Abstract In head and neck squamous cell carcinoma (HNSCC) expression of epidermal growth factor receptor (EGFR) correlates with poor prognosis and decreased survival rates. The cellular immune response to EGFR expression in vivo remains unclear. The frequency of T-cells specific for HLA-A2.1 restricted to EGFR derived YLN peptide (YLNTVQPTCV) and KLF peptide (KLFGTSGQKT) was determined by corresponding tetramer/pentamer analysis in 18 HLA-A2.1+ HNSCC patients and 18 healthy HLA-A2.1+ individuals (NC). Patients’ results were correlated to EGFR expression obtained by immunohistochemistry in corresponding tumor sections. Proliferation and anti-tumor activity of peptide-specific T-cells was demonstrated by in vitro stimulation (IVS) with dendritic cells (DC) pulsed with the HLA-A2.1-restricted peptides. For both EGFR peptides the average frequency of specific CD8+ T-cells (0.017% and 0.014%) was not significantly increased in the circulation of HNSCC patients compared to NC (0.019% and 0.014%).

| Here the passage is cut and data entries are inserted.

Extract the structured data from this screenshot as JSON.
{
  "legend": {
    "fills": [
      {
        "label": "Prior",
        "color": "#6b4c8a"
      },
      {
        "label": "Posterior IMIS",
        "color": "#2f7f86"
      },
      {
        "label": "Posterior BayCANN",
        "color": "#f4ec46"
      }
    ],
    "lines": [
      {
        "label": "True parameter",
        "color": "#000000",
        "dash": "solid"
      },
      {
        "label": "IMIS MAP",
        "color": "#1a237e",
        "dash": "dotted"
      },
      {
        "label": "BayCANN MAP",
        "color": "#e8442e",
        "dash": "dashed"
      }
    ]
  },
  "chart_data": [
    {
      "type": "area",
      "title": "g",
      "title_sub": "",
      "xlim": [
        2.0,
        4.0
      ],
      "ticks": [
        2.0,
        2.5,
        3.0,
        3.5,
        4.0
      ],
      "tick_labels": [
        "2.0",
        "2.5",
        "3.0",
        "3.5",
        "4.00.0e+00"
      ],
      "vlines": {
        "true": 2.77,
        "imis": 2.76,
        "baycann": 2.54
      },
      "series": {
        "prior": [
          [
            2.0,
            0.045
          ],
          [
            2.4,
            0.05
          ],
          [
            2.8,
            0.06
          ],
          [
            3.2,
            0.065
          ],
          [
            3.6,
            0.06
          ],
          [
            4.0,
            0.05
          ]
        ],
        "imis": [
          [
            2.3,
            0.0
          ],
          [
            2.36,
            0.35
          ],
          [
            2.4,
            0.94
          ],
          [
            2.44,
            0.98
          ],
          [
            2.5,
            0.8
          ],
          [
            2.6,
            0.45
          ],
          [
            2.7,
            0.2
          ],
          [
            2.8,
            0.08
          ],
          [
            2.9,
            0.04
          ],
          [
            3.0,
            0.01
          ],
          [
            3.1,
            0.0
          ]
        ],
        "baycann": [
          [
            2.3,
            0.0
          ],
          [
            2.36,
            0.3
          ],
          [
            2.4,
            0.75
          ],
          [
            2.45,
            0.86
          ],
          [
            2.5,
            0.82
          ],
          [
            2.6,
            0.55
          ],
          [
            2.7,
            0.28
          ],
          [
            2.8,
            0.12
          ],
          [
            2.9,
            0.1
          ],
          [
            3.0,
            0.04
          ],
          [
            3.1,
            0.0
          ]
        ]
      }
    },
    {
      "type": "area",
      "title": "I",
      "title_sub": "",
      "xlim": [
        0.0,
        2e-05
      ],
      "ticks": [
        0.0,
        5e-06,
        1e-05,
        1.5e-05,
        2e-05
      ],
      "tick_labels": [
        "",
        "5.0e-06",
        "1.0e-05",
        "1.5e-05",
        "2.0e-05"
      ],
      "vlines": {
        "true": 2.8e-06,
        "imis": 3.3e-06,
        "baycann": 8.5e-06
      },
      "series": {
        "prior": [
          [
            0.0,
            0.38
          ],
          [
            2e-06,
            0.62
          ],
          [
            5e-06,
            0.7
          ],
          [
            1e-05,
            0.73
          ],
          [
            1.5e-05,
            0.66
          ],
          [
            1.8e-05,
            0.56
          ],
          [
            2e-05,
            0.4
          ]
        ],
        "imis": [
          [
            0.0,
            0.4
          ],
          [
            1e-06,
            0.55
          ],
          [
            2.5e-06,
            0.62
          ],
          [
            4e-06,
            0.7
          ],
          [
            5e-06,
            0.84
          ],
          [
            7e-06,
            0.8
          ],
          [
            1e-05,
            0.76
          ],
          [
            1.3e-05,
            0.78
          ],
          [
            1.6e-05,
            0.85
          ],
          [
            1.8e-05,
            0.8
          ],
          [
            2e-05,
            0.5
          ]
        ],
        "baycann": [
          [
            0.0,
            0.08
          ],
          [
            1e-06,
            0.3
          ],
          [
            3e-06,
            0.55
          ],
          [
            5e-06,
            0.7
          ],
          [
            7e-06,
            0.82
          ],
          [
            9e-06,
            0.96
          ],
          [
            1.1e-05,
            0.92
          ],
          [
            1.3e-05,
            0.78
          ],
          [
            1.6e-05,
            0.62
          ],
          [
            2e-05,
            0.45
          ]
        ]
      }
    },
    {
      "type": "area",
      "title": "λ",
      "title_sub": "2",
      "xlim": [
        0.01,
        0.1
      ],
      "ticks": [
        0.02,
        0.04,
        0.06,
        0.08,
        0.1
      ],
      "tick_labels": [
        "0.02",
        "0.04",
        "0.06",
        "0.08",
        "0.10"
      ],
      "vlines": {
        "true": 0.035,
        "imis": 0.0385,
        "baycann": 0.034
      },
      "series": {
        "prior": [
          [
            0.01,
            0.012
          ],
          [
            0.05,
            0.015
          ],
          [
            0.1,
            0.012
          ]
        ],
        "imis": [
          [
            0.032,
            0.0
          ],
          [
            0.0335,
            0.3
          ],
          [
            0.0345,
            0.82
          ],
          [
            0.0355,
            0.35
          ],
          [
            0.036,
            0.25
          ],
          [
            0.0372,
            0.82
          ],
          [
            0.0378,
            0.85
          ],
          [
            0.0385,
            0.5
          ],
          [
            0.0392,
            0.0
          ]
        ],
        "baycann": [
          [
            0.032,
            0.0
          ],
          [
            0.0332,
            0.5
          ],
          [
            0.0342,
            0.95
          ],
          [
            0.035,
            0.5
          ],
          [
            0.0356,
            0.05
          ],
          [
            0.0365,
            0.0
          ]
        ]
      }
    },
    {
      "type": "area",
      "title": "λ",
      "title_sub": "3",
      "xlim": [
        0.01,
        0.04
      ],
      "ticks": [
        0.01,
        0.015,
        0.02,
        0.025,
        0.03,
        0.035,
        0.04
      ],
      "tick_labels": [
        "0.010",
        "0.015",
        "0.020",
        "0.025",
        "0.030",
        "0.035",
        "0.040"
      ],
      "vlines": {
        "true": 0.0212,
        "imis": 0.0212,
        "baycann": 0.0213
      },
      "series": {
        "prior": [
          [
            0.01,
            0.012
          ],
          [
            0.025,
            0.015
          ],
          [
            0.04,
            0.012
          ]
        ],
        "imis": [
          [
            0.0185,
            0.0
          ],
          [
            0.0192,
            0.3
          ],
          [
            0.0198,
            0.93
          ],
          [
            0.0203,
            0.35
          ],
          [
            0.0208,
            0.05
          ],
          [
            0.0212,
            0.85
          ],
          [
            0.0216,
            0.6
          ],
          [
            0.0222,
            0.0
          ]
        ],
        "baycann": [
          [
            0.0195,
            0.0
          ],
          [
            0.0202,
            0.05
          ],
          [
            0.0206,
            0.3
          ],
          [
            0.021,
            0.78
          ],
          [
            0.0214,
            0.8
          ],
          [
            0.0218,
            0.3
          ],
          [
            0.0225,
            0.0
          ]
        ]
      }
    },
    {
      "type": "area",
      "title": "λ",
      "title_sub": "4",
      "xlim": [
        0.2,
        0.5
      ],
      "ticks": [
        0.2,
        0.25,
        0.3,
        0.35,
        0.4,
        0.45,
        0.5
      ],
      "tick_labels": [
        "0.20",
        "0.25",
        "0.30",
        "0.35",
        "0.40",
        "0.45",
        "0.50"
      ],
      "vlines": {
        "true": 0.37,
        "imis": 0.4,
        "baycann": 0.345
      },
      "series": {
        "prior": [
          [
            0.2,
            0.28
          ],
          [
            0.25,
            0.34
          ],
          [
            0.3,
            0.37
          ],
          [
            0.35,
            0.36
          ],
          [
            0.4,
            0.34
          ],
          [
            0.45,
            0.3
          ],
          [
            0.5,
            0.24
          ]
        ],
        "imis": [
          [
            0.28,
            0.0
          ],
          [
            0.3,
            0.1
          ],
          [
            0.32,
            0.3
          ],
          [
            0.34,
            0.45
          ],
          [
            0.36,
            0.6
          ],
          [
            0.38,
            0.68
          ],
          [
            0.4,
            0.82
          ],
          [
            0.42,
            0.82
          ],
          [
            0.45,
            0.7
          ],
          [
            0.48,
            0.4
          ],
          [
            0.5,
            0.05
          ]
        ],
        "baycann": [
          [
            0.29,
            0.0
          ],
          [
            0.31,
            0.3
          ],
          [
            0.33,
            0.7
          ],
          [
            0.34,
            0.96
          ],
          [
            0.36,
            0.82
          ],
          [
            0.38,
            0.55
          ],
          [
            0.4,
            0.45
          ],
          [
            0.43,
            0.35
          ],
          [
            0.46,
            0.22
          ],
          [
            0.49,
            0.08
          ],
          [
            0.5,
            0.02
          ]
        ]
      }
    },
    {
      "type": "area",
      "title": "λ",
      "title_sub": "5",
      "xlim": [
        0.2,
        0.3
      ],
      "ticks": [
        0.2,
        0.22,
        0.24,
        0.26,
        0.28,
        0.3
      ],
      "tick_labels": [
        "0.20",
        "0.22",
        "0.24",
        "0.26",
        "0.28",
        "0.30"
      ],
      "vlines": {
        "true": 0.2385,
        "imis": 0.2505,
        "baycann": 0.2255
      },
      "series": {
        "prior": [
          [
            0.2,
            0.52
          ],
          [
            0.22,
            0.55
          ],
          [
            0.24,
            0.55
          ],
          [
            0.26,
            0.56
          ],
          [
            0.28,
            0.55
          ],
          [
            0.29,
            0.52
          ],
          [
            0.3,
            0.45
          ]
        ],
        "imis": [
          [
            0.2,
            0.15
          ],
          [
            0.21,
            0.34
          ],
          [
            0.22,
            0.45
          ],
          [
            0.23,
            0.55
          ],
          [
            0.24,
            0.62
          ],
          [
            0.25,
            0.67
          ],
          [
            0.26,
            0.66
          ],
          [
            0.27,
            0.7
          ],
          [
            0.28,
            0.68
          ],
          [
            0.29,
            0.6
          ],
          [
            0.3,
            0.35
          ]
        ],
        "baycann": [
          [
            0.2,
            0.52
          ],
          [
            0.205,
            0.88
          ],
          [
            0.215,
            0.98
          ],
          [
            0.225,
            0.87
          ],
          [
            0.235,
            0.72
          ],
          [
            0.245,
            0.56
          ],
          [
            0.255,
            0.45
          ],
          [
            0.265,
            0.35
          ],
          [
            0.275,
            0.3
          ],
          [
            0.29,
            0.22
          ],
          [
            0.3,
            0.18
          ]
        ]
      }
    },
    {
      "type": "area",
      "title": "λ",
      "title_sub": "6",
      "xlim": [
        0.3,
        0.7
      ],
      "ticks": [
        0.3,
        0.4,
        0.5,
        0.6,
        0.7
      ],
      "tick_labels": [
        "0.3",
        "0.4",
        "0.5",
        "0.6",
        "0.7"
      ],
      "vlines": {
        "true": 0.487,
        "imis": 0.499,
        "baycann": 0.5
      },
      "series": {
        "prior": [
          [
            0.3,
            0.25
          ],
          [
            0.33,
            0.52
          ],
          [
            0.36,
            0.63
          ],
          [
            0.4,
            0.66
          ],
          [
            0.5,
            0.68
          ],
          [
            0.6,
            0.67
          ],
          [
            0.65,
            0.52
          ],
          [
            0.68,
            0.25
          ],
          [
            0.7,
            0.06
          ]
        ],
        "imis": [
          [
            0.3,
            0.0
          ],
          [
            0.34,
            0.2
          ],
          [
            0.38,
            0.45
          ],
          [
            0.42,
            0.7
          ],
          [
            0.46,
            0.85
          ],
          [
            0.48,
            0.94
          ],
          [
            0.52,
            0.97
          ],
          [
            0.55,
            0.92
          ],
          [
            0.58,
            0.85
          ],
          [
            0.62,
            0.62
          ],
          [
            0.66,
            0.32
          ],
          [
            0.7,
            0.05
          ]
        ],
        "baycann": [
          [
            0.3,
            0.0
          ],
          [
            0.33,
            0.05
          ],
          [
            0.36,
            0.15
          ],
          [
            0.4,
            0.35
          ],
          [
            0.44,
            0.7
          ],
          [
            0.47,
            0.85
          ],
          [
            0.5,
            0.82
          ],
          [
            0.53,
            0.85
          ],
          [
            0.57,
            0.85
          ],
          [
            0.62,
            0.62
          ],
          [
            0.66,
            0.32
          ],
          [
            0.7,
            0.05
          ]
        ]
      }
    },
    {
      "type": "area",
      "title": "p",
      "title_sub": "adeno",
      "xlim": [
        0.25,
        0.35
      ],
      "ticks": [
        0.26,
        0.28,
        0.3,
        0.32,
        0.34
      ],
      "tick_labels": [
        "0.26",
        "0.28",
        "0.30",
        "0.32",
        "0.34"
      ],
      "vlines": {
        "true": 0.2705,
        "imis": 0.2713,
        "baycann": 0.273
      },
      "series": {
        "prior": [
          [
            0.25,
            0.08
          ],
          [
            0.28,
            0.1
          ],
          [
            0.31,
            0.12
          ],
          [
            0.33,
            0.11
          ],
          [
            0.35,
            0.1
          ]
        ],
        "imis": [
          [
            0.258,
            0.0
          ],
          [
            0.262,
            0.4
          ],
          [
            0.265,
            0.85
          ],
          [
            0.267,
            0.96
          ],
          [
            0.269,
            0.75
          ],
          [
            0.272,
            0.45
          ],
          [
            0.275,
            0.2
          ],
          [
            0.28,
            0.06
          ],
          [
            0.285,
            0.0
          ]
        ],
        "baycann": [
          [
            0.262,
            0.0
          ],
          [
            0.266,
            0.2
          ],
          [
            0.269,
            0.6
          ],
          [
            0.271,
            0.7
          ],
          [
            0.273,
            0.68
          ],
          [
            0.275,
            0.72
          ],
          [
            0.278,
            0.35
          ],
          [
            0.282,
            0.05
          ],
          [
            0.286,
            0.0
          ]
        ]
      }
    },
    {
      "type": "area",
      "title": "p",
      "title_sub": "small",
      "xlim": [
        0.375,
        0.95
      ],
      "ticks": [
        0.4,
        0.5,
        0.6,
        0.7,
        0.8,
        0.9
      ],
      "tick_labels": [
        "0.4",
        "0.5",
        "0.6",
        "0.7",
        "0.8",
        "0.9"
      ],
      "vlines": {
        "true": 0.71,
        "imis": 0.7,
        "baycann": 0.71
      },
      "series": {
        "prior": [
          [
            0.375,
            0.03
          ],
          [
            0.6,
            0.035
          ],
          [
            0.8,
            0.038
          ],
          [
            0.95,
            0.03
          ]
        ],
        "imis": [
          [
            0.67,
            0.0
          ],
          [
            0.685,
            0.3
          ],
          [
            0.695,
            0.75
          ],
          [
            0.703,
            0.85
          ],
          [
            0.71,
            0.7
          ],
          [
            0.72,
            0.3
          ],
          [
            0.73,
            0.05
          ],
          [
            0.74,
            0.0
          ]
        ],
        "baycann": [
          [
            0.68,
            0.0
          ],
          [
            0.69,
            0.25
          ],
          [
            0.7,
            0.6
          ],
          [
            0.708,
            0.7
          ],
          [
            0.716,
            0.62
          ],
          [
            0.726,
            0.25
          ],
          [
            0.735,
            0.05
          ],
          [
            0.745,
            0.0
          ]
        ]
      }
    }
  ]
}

A large variability in the frequency of peptide-specific CD8+ T-cells was found in HNSCC patients (0.002 - 0.076%) and NC (0.002-0.134%). All (18/18) tumors showed EGFR expression. IVS with peptide-pulsed DC resulted in the expansion of EGFR-specific CD8+ T-cells, which were reactive against the EGFR+ cell line UD-SCC 8 in IFN-γ ELISPOT. T-cell expansion was significantly greater for the KLF-peptide than the YLN-peptide. While EGFR peptide-specific T-cells were present in the circulation of HNSCC patients, their mean frequency was not increased to that in NC. Patients showed variable frequencies of peptide-specific T-cells. These T-cells were responsive in vitro to stimulation with the relevant EGFR peptides (YLN and KLF) and recognized EGFR+ tumor cells. Strategies for expansion of EGFR peptide-specific CTL may be important for future immunotherapy of HNSCC patients. Citation Format: {Authors}. {Abstract title} [abstract]. In: Proceedings of the 101st Annual Meeting of the American Association for Cancer Research; 2010 Apr 17-21; Washington, DC. Philadelphia (PA): AACR; Cancer Res 2010;70(8 Suppl):Abstract nr 4781.